Brit Milah is a Jewish religious male circumcision ceremony performed by a mohel (who can also be a urologist) on the eighth day of a male infant’s life or before a man converts to Judaism. At Darshan Yeshiva, students are required to arrange this on their own. Darshan Yeshiva does not provide this as a service. Students work with their rabbi to provide the best option available to them. If a male is already circumcised, a ritual drawing of blood called hatafat dam brit can also be performed where a tiny drop of blood is extracted from the penis.
Bet Din is a three-person panel who meets with the student prior to their conversion to Judaism. This is often three rabbis (your rabbi plus who others) but does not have to be. The bet din symbolically “authorizes” you to convert to Judaism and be accepted among the Jewish people. A bet din will ask you questions such as “what is your favorite holiday” or “why are you interested in converting to Judaism?” The bet din is not judging you, nor is being with a bet din an uncomfortable ceremony. It is not like defending yourself in court. It is a friendly exchange of ideas prior to mikvah.
Rabbis who do not require bet din: Mayer
Mikvah is a ritual bath. This is where Christians get the practice of baptism. A mikvah is any kind of moving, “living” body of water such as an ocean or lake. More commonly a mikvah is a small pool, usually inside a building like a synagogue. Mikvah can include a person who assists you through the process, or it can be done completely private.
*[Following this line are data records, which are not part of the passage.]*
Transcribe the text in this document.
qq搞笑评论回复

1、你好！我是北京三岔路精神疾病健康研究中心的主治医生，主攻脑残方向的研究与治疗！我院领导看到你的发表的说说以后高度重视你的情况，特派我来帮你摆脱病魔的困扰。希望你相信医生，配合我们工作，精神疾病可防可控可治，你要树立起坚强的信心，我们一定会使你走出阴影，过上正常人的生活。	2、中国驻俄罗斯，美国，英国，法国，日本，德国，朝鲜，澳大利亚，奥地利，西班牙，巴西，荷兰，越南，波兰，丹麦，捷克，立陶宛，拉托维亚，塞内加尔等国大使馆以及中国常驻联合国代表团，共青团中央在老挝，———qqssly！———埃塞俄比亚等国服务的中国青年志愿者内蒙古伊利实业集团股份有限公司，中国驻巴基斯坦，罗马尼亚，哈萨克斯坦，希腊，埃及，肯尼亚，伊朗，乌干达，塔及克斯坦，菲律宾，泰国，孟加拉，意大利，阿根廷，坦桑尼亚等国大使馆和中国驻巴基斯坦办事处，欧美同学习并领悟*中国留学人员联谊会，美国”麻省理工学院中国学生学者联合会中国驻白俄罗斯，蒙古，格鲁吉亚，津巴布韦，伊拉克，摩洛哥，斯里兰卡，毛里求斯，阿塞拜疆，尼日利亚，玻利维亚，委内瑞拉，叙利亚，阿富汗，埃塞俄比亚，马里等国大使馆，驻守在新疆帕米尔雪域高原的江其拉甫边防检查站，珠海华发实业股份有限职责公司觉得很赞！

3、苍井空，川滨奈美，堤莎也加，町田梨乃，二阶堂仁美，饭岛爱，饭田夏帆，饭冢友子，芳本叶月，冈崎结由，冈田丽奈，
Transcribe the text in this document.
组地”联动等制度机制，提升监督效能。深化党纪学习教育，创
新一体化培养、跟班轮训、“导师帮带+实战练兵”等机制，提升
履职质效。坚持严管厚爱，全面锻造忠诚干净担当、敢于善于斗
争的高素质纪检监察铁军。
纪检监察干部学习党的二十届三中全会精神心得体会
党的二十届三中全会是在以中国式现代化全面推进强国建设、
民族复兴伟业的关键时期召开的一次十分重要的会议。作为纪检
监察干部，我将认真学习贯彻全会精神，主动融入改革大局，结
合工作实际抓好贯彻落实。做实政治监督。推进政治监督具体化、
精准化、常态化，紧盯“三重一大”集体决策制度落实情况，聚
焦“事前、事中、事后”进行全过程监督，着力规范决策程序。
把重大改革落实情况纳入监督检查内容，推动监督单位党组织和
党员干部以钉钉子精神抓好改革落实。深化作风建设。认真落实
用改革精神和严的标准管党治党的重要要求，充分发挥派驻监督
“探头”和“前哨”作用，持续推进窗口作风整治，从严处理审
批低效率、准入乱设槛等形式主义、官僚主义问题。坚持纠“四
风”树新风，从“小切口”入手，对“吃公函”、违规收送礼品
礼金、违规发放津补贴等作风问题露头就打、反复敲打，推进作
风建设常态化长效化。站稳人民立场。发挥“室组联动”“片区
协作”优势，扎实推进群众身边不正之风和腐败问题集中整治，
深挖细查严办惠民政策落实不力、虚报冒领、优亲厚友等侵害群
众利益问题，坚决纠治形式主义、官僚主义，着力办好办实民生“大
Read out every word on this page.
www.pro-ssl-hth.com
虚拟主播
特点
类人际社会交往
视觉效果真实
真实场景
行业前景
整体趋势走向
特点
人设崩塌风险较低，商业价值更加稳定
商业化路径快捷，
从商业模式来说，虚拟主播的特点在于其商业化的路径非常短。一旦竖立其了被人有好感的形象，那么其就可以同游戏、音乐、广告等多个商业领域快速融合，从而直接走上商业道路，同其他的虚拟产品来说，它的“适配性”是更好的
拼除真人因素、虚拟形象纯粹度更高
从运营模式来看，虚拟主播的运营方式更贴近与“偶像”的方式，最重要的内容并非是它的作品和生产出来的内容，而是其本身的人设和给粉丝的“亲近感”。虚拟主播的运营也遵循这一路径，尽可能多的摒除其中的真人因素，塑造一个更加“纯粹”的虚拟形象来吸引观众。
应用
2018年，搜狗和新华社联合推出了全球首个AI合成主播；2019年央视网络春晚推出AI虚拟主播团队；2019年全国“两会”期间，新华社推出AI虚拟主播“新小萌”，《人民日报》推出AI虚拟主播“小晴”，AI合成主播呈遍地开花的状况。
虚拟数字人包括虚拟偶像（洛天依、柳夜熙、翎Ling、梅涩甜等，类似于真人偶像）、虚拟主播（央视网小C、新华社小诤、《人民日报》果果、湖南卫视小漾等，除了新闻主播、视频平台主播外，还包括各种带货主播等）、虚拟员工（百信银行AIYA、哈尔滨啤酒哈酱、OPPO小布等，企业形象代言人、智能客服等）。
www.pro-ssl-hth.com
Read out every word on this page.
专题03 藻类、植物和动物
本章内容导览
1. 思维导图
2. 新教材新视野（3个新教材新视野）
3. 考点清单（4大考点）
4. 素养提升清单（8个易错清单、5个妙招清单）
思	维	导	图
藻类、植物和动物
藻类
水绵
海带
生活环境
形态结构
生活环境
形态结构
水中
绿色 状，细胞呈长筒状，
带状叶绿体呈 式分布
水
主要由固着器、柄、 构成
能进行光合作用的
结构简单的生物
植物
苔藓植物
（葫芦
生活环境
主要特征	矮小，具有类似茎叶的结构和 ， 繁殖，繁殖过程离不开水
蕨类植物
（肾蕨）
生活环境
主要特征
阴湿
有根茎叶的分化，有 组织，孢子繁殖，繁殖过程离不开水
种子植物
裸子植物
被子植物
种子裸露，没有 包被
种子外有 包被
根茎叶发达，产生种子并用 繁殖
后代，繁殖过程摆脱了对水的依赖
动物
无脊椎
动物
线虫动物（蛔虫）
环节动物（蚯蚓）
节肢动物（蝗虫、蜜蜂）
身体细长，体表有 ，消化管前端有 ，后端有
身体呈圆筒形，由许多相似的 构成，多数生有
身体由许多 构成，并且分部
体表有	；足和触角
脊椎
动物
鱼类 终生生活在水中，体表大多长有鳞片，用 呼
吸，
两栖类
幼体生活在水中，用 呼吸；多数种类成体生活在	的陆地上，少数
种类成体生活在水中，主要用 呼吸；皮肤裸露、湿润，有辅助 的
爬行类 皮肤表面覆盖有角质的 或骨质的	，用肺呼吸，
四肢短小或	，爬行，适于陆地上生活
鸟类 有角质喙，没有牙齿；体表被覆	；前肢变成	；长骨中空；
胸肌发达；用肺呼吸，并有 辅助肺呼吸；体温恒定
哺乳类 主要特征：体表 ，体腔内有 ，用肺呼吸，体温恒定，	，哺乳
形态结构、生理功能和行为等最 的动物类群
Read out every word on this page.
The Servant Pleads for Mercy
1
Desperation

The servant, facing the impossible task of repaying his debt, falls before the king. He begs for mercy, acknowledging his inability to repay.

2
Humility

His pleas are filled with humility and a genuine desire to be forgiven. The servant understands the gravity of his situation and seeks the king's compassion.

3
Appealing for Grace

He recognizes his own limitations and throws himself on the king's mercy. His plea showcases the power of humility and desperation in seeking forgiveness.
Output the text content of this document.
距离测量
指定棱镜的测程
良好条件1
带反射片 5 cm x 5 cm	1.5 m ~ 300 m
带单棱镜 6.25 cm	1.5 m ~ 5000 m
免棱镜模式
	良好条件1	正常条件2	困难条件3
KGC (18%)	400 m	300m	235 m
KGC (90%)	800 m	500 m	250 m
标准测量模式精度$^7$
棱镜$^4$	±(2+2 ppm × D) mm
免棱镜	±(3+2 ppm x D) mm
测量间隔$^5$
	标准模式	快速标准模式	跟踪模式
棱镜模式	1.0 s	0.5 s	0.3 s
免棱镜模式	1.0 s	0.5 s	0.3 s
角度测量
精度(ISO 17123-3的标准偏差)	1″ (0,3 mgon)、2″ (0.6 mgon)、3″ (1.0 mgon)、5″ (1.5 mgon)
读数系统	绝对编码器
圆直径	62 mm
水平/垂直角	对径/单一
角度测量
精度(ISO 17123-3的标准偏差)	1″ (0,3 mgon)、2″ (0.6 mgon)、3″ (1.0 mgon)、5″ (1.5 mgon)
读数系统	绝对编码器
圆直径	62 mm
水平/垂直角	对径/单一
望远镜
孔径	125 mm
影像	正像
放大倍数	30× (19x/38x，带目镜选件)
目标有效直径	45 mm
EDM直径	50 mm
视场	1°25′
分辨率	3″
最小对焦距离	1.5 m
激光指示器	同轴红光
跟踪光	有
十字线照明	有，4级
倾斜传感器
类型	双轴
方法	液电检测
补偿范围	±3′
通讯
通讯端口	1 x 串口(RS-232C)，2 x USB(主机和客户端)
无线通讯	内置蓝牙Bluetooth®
Both approaches are valid for conversion.
Students who wish to join more traditional synagogues (Conservative, more traditional Reform and Reconstructionist communities) should participate in all the above rituals, as they are required by Jewish law.
Rabbi Mayer is currently our only rabbi who does not require brit milah/hatafat, mikvah or bet din.
Conversion certificates are signed by the rabbi who facilitates your conversion. Every student receives one. We’re often asked “is my conversion certificate valid?” A conversion certificate is not like a passport or a driver’s license, so there is no answer to that question. Your certificate is a record of your conversion and a symbol of your commitment to Judaism. It is meaningful to you and to your rabbi, as well as any other rabbis or communities you may choose to join in the future. As we do not provide conversion for the sake of moving to and becoming a Jewish citizen of Israel, the question of valid or invalid is irrelevant.